So it's faulting here:

static struct sk_buff *__udpv4_gso_segment_list_csum(struct sk_buff *segs)
{
struct sk_buff *seg;
struct udphdr *uh, *uh2;
struct iphdr *iph, *iph2;

seg = segs;
uh = udp_hdr(seg);
iph = ip_hdr(seg);

if ((udp_hdr(seg)->dest == udp_hdr(seg->next)->dest) &&
// ^^^^^^^^^^^^^^^^^^^^^^^^^^^^^^^^^^^^^^^^^^^^^^^^^^

The GSO segment has been assembled by skb_gro_receive_list()
I guess seg->next is NULL, which is somewhat unexpected as
napi_gro_complete() clears the gso_size when sending up the stack a
single frame.

On the flip side, AFAICS, nothing prevents the stack from changing the
aggregated packet layout (e.g. pulling data and/or linearizing the
skb).

In any case this looks more related to rx-gro-list then rx-udp-gro-
forwarding.
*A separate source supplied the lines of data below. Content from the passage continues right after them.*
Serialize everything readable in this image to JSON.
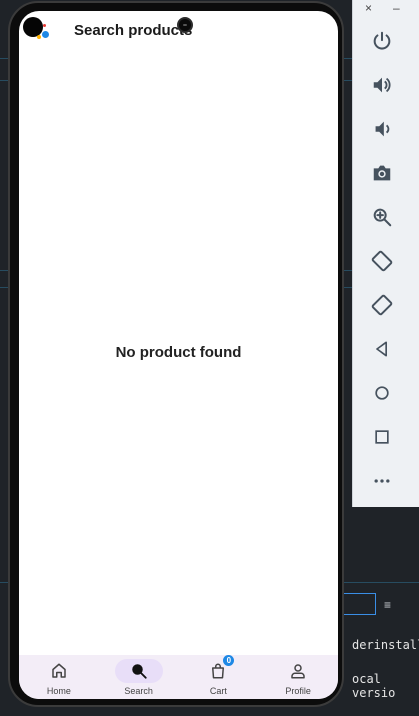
{
  "app": {
    "title": "Search products",
    "empty_message": "No product found"
  },
  "bottom_nav": {
    "items": [
      {
        "label": "Home",
        "icon": "home-icon",
        "active": false
      },
      {
        "label": "Search",
        "icon": "search-icon",
        "active": true
      },
      {
        "label": "Cart",
        "icon": "cart-icon",
        "active": false,
        "badge": "0"
      },
      {
        "label": "Profile",
        "icon": "profile-icon",
        "active": false
      }
    ]
  },
  "emulator_panel": {
    "close": "×",
    "minimize": "–",
    "controls": [
      "power-icon",
      "volume-up-icon",
      "volume-down-icon",
      "camera-icon",
      "zoom-icon",
      "rotate-left-icon",
      "rotate-right-icon",
      "back-icon",
      "home-circle-icon",
      "overview-icon",
      "more-icon"
    ]
  },
  "ide": {
    "line1": "derinstalle",
    "line2": "ocal versio"
  },
  "colors": {
    "accent": "#1e88e5",
    "nav_background": "#f3edf7",
    "nav_active_pill": "#e8def8"
  }
}
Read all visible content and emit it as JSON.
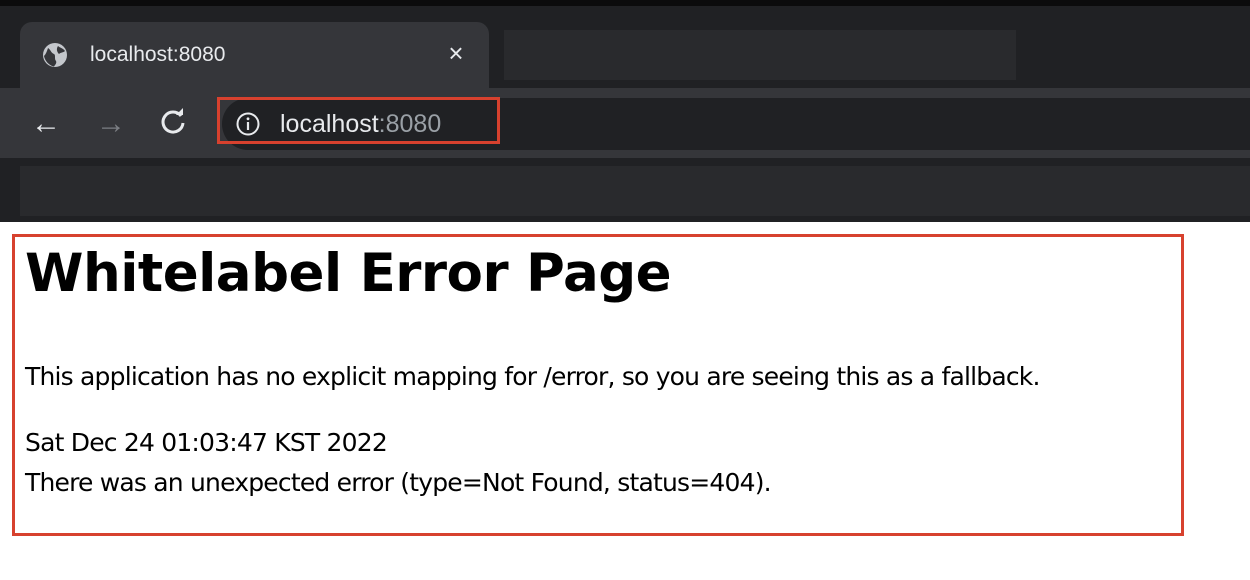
{
  "browser": {
    "tab": {
      "title": "localhost:8080",
      "close_glyph": "×",
      "icon": "globe-icon"
    },
    "nav": {
      "back_glyph": "←",
      "forward_glyph": "→",
      "reload_glyph": "C"
    },
    "omnibox": {
      "host": "localhost",
      "port": ":8080",
      "icon": "info-icon"
    },
    "colors": {
      "chrome_dark": "#202124",
      "highlight_border": "#d7412e"
    }
  },
  "page": {
    "heading": "Whitelabel Error Page",
    "message": "This application has no explicit mapping for /error, so you are seeing this as a fallback.",
    "timestamp": "Sat Dec 24 01:03:47 KST 2022",
    "error_detail": "There was an unexpected error (type=Not Found, status=404)."
  }
}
I understand you have both feature enabled in your env?

Side questions: do you have any non trivial nf/br filter rule?

The following could possibly validate the above and avoid the issue,
but it's a bit papering over it. Could you please try it in your env?

Thanks!

Paolo
---
diff --git a/net/core/skbuff.c b/net/core/skbuff.c
index 6c5915efbc17..75531686bfdf 100644
--- a/net/core/skbuff.c
+++ b/net/core/skbuff.c
@@ -4319,6 +4319,9 @@ struct sk_buff *skb_segment_list(struct sk_buff *skb,

skb->prev = tail;

+ if (WARN_ON_ONCE(!skb->next))
+ goto err_linearize;
+
if (skb_needs_linearize(skb, features) &&
__skb_linearize(skb))
goto err_linearize;